Прошло два месяца. В продолжение их Амалия была у меня раз пять и всегда получала какую-нибудь помощь. Наконец она прибежала третьего дня поутру и со слезами на глазах рассказала, что матери ее гораздо хуже, что нужна непременная и скорая помощь. Поверите ли, сердце мое облилось кровью: у меня почти совсем не было денег. Отдав ей последнюю мелкую монету, я просил ее прийти послезавтра и обещал оказать тогда гораздо большую помощь. К тому же, то есть к сегодняшнему, дню я приказал прийти некоторым моим кредиторам (двух из них вы имели счастие видеть). Назначая им этот день, я имел в виду деньги, которые получу с бенефицианта за мою пиесу. И вот я их получил. Бенефициант вручил мне двухсотенную ассигнацию -- цена, за которую мы уговорились. Я просил у него мелких ассигнаций или серебра, но он сказал мне, что все деньги жена увезла домой. Дальнейшие события этого вечера всем вам, господа, очень хорошо известны: мы пили вместе, но я, кажется, выпил более всех, потому что, пришедши домой, едва мог кой-как прочесть корректуру, которую приказал человеку отнести пораньше в типографию, и завалился спать. Поутру я проснулся довольно рано, и первою мыслию моею была мысль о завтраке, на который я вас пригласил. Я рассудил, что всего лучше будет послать за завтраком к хорошему ресторатору…
– - Прекрасная мысль!
– - …и с нетерпением ждал моего человека, который, отправляясь по моим поручениям и своим собственным нуждам в город до моего вставанья, имеет обыкновение запирать меня в моей собственной квартире и уносить ключ с собою…
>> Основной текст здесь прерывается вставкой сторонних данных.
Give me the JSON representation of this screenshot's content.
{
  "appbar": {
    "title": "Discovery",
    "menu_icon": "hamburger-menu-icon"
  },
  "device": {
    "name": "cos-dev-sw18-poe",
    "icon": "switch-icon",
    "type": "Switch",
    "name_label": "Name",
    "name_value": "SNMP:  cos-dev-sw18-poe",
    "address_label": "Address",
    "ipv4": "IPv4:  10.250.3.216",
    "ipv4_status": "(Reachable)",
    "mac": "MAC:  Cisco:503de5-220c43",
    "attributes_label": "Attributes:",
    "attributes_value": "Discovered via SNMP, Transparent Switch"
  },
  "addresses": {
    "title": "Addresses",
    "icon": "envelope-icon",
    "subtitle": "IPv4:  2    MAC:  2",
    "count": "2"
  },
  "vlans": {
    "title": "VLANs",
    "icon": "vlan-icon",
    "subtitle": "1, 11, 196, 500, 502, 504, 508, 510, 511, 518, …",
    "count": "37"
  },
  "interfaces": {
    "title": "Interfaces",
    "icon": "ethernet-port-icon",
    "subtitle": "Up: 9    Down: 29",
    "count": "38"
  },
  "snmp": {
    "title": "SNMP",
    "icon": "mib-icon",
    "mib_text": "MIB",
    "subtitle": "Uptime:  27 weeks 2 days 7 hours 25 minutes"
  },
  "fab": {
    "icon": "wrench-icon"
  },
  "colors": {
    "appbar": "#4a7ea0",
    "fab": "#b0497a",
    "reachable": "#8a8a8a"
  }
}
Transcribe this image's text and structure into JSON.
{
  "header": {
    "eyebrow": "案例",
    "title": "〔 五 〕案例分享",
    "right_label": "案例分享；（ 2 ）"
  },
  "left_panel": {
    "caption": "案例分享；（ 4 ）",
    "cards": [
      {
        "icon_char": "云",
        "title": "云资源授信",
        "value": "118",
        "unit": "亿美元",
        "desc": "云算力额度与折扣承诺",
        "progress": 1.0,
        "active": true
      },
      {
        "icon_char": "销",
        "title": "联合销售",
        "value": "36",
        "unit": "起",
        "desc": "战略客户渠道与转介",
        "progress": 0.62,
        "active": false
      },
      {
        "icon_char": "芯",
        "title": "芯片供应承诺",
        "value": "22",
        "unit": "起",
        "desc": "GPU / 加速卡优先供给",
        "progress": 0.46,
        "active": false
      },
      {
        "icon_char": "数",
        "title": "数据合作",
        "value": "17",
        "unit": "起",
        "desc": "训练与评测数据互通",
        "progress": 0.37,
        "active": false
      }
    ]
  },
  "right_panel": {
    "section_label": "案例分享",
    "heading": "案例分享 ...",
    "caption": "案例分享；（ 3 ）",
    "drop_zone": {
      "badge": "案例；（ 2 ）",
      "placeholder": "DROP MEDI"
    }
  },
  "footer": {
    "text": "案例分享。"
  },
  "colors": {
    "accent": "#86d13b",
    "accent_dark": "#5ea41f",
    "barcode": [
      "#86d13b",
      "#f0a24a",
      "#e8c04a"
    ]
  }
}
– - Мой Санхо-Панчо делает так же,-- заметил издатель газеты, знаменитой замысловатостью эпиграфа.-- Только я приказываю ему класть ключ на всякий случай в щель, которая у нас под дверями. Можно ключ достать и с той и с другой стороны, а между тем посторонний никто не знает.
– - А вот мы вас и обокрадем! -- сказал лунатик с громким хохотом.
– - Мой человек,-- сказал один молодой актер,-- также имеет обыкновение запирать меня, но он поступает так единственно из предосторожности, чтоб меня самого не украли: больше украсть нечего!..
– - Здесь, господа,-- продолжал сотрудник, улыбнувшись наивному простодушию юноши,-- начинается цепь тех несчастных событий, которые были причиною продолжительного вашего дежурства на холоде и невольного пощения. Человек мой до сей поры не возвращался: вероятно, он сидит в кабаке с приятелями, которых у него тьма-тьмущая…
– - Конец! конец! -- воскликнули многие с радостным нетерпением.-- Скажи, братец, что ж за охота была тебе мучить нас рассказом о старухе и ее дочери, которые совсем нейдут к делу?..
– - В том-то и дело, что не конец,-- отвечал сотрудник.-- Здесь только начинается…
– - Что начинается? -- спросили многие с ужасом.
– - Развязка,-- отвечал хладнокровно сотрудник.-- Ужасная, роковая развязка, перед которой все рассказанные мною события покажутся совершенно ничтожными. Пропал человек -- беда еще небольшая! Нельзя принести сюда завтрака -- я бы мог, господа, пригласить вас к Кулону, к Лерхе, к Леграну…
– - Всего лучше к Леграну,-- гастрономически заметил Кудимов.
– - Что же мешает тебе исполнить свое прекрасное намерение? -- спросил Анкудимов.